La dissolution de la Commission nationale électorale indépendante (CENI) rendu publique le 1er février 2021 par le Décret N°2021-0003/PT-RM du 8 janvier 2021, portant abrogation du Décret N°2017-0214/P-RM du 13 mars 2017 portant nomination de ses membres, a sonné la fin de la course de cette institution dans l’organisation des futures élections. Désormais, il ne reste plus que le ministère de l’Administration territoriale et la Délégation générale aux élections (DGE)

Il est vrai que cette CENI était légalement arrivée au terme de son mandat depuis le 31 juillet 2020, mais cette dissolution, qui ne fait que mettre fin à une illégalité au vu de la loi électorale, suscite beaucoup d’interrogations au sein de la classe politique quant à un premier pas vers la mise en place d’un organe unique, autonome et indépendant de gestion des élections au Mali.

Mais au ministère de l’Administration territoriale et de la décentralisation aucun rapport direct entre la dissolution de la CENI et l’éventuelle mise en place de l’organe unique n’est établi. « Aujourd’hui nous sommes dans une situation telle que même si nous voulions garder la CENI, ce n’est pas légalement possible, pour la simple raison qu’elle est bâtie essentiellement sur les concepts de majorité parlementaire et d’opposition. Avec  la nouvelle donne politique, cela n’existe plus. Nous sommes donc obligés de mettre fin au mandat de cette CENI, d’autant plus que personne de la classe politique ne se reconnait en elle », explique Mamani Nassiré, Conseiller technique chargé des questions juridiques au ministère.

D’ailleurs, selon lui, la CENI est « hors jeu » dans l’éventualité de la mise en place d’un organe unique de gestion des élections, parce qu’il sera très difficile d’asseoir une commission basée sur les partis politiques avec la pléthore actuelle. « Personne n’acceptera d’être exclu et tout le monde ne peut pas y être non plus », craint-il.

Forte focalisation

L’exigence de la création d’un organe unique, autonome et indépendant de gestion des élections est partagée depuis un moment par la quasi-totalité de la classe politique et la société civile malienne. Elle s’est accrue avec la transition. Le Consortium des Organisations de la société civile spécialisées dans les questions électorales a, dans une déclaration, le 30 janvier 2021, invité les autorités de la transition à mettre en place un Organe de gestion des élections (OGE) unique, indépendant et pérenne.

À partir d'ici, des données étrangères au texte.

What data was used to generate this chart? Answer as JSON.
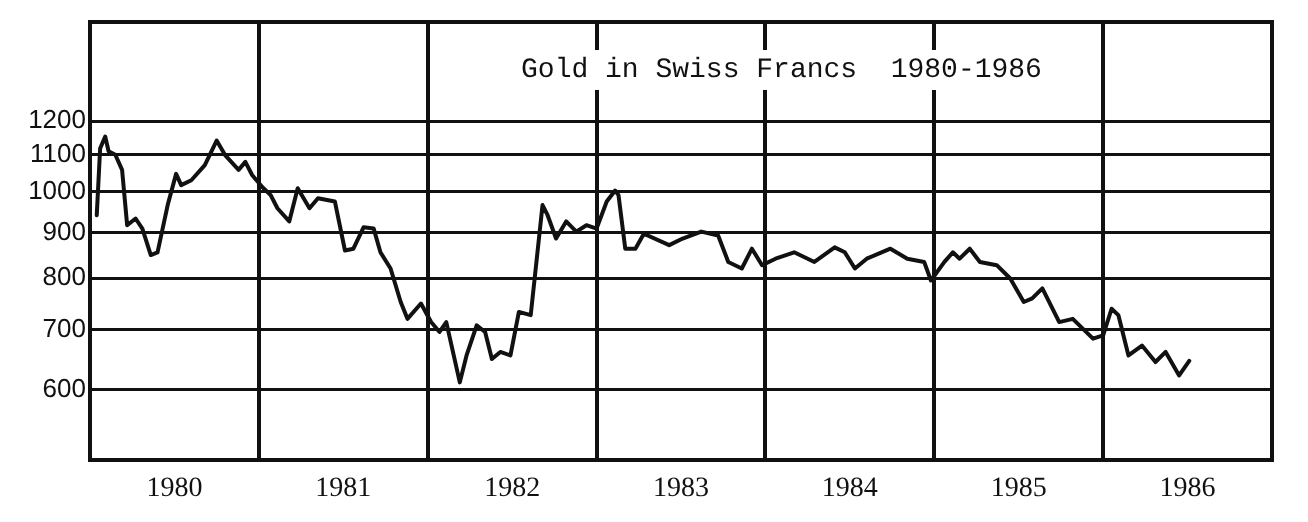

« La société civile estime qu’au vu des récents défis électoraux constatés, relatifs notamment à la tenue des élections par le ministère de l’Administration territoriale et de la décentralisation et la gestion du contentieux électoral par la Cour Constitutionnelle, la mise en place d’une structure unique et indépendante, conformément au Protocole de la CEDEAO sur la démocratie et la bonne gouvernance, s’impose, en vue d’éviter que les mêmes causes ne produisent les mêmes effets », souligne le Consortium.

Plus tôt, du 25 au 27 janvier, lors de l’atelier proposé par le gouvernement aux acteurs de la classe politique et de la société civile sur la relecture des textes de loi sur le cadre juridique des élections au Mali, tous les participants avaient recommandé la mise en place d’une structure unique, autonome et indépendante.

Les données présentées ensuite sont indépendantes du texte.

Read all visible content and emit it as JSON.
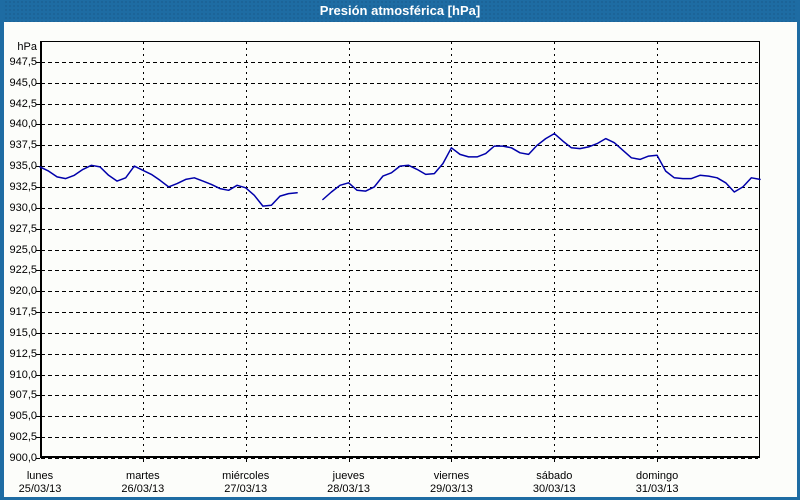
{
  "window": {
    "title": "Presión atmosférica [hPa]"
  },
  "colors": {
    "frame": "#1E6CA3",
    "title_text": "#FFFFFF",
    "background": "#FCFDFA",
    "grid": "#000000",
    "axis": "#000000",
    "line": "#0000AA",
    "text": "#000000"
  },
  "chart_data": {
    "type": "line",
    "title": "Presión atmosférica [hPa]",
    "ylabel": "hPa",
    "xlabel": "",
    "y_min": 900,
    "y_max": 950,
    "y_tick_step": 2.5,
    "y_tick_labels": [
      "947,5",
      "945,0",
      "942,5",
      "940,0",
      "937,5",
      "935,0",
      "932,5",
      "930,0",
      "927,5",
      "925,0",
      "922,5",
      "920,0",
      "917,5",
      "915,0",
      "912,5",
      "910,0",
      "907,5",
      "905,0",
      "902,5",
      "900,0"
    ],
    "x_days": [
      {
        "name": "lunes",
        "date": "25/03/13"
      },
      {
        "name": "martes",
        "date": "26/03/13"
      },
      {
        "name": "miércoles",
        "date": "27/03/13"
      },
      {
        "name": "jueves",
        "date": "28/03/13"
      },
      {
        "name": "viernes",
        "date": "29/03/13"
      },
      {
        "name": "sábado",
        "date": "30/03/13"
      },
      {
        "name": "domingo",
        "date": "31/03/13"
      }
    ],
    "sample_interval_hours": 2,
    "series": [
      {
        "name": "Presión atmosférica",
        "color": "#0000AA",
        "values_hpa": [
          934.9,
          934.4,
          933.7,
          933.5,
          933.9,
          934.6,
          935.1,
          934.9,
          933.9,
          933.2,
          933.6,
          935.0,
          934.5,
          934.0,
          933.3,
          932.5,
          932.9,
          933.4,
          933.6,
          933.2,
          932.8,
          932.3,
          932.1,
          932.7,
          932.4,
          931.5,
          930.2,
          930.3,
          931.4,
          931.7,
          931.8,
          null,
          null,
          931.0,
          931.9,
          932.7,
          933.0,
          932.1,
          932.0,
          932.5,
          933.8,
          934.2,
          935.0,
          935.1,
          934.6,
          934.0,
          934.1,
          935.3,
          937.2,
          936.4,
          936.1,
          936.1,
          936.5,
          937.4,
          937.4,
          937.2,
          936.6,
          936.4,
          937.5,
          938.3,
          938.9,
          938.0,
          937.2,
          937.1,
          937.3,
          937.7,
          938.3,
          937.8,
          936.9,
          936.0,
          935.8,
          936.2,
          936.3,
          934.4,
          933.6,
          933.5,
          933.5,
          933.9,
          933.8,
          933.6,
          933.0,
          931.9,
          932.5,
          933.6,
          933.4
        ]
      }
    ],
    "grid": "dashed",
    "legend": "none"
  }
}
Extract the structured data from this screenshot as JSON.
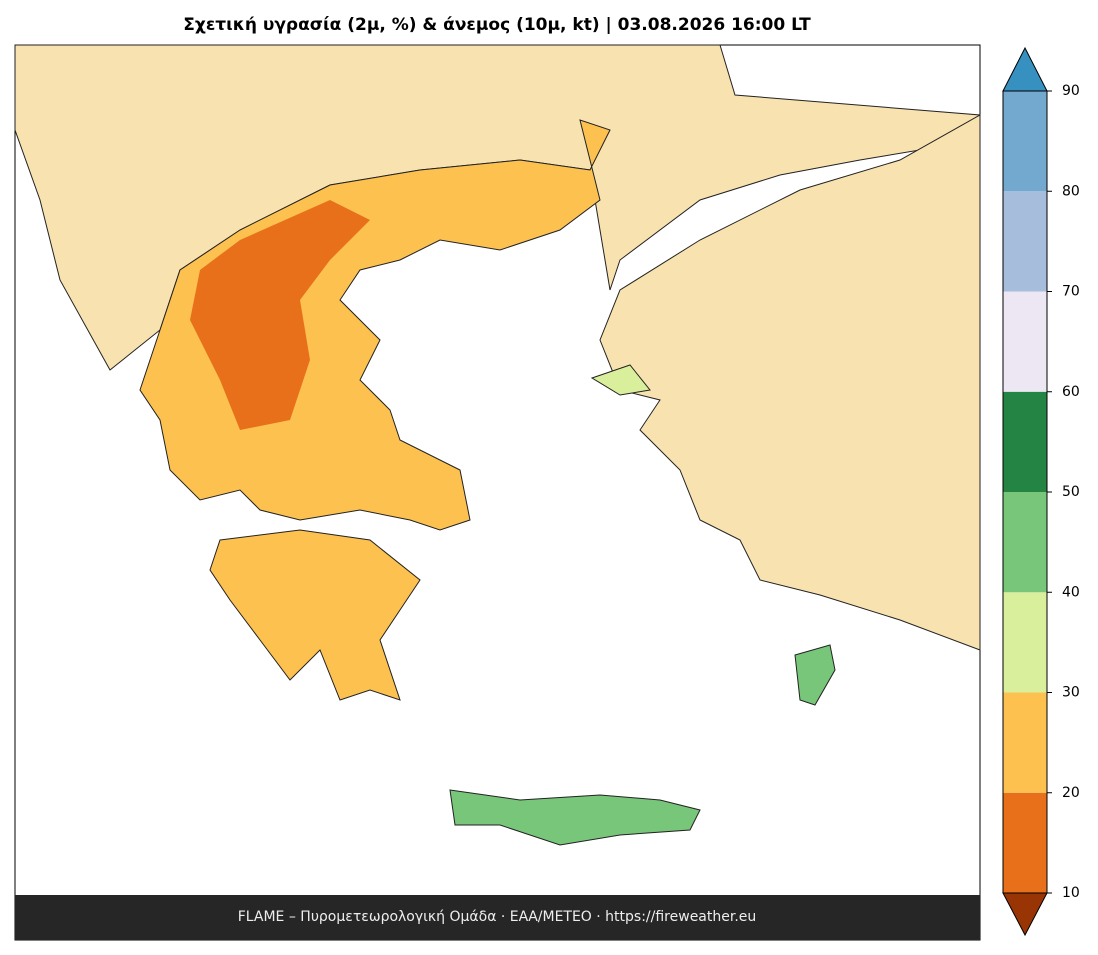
{
  "header": {
    "title": "Σχετική υγρασία (2μ, %) & άνεμος (10μ, kt)  |  03.08.2026 16:00 LT"
  },
  "footer": {
    "text": "FLAME – Πυρομετεωρολογική Ομάδα · ΕΑΑ/METEO · https://fireweather.eu"
  },
  "colorbar": {
    "levels": [
      10,
      20,
      30,
      40,
      50,
      60,
      70,
      80,
      90
    ],
    "colors": [
      "#e8701a",
      "#fdc150",
      "#d9ef9b",
      "#78c679",
      "#238443",
      "#ece7f2",
      "#a6bddb",
      "#74a9cf"
    ],
    "under_color": "#993404",
    "over_color": "#3690c0"
  }
}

Si le principe en soi a fait l’unanimité lors des discussions, certains ont toutefois proposé, compte tenu des « contraintes de temps », que les élections à venir soient organisées par les acteurs actuellement en charge de la question, en renforçant la transparence requise pour rassurer toutes les parties quant à la crédibilité des résultats.

Dr. Brahima Fomba, juriste et enseignant-chercheur à l’Université des Sciences juridiques et politiques de Bamako (USJPB) est des plus catégoriques. « Il est tout simplement impossible en 18 petits mois de créer de toutes pièces et de rendre fonctionnelle une administration électorale autonome. Prôner cela, c’est faire preuve d’irréalisme et tendre au gouvernement de transition le piège du fiasco électoral du siècle, ce dont on ne voit pas comment il pourrait se relever », s’offusque-t-il.

« Nous pensons que ce sera un peu difficile, si nous voulons rester dans les 14 mois restants, de mettre en place un tel organe et d’asseoir ses démembrements dans les régions, cercles et communes », ajoute Bissiry Coulibaly, Président de l’Association malienne pour le relèvement du taux de participation aux élections (AMRTPE).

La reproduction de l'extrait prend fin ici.